Some might complain (and indeed have complained) about the shortage of female characters in this novel and others by the author’s peers e.g. Pajtim Statovci or even Mats Strandberg. However, since homosexual men are all too frequently reduced to negative stereotypes or bit-parts in other people’s stories, many may find it refreshing to read gay men talking to gay men about gay men’s experiences, and to have them presented and taken seriously in a novel written by a gay man. However, having spent far more time among bisexual men than gay men, I noticed a certain sexual minority which was – as always – conspicuous by its absence.

This book has met with commercial success, so I may well be in the minority for not being wholly taken with it. I found little to relate to after the first third, and the main protagonist’s story did nothing to resonate with me in any way. It was nominated for the Runeberg Prize 2022, so clearly people like it, but my own guess is that this has more to do with nebulous ‛themes’ of homosexuality and BDSM than with any real literary merit.

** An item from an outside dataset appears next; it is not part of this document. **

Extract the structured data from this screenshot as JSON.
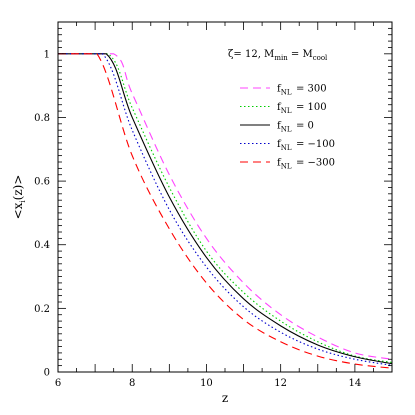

Kaj Korkea-aho against black background
Kaj Korkea-aho. Photo: Niklas Sandström.

Röda rummet

Förlaget (Finland), 2021

322 pages

Foreign rights: Elina Ahlbäck Agency

Nominated for the 2022 Nordic Council Literature Prize and the 2022 Runeberg Prize.

Kaj Korkea-aho won the Arvid Mörne competition (2007) and the Society of Swedish Literature in Finland award (2010), as well as the Swedish Cultural Foundation in Finland’s future prize (2012). He was shortlisted for the Finlandia Junior prize in 2017 (together with Ted Forsström for Zoo. Virala genier). Röda rummet is his fourth novel.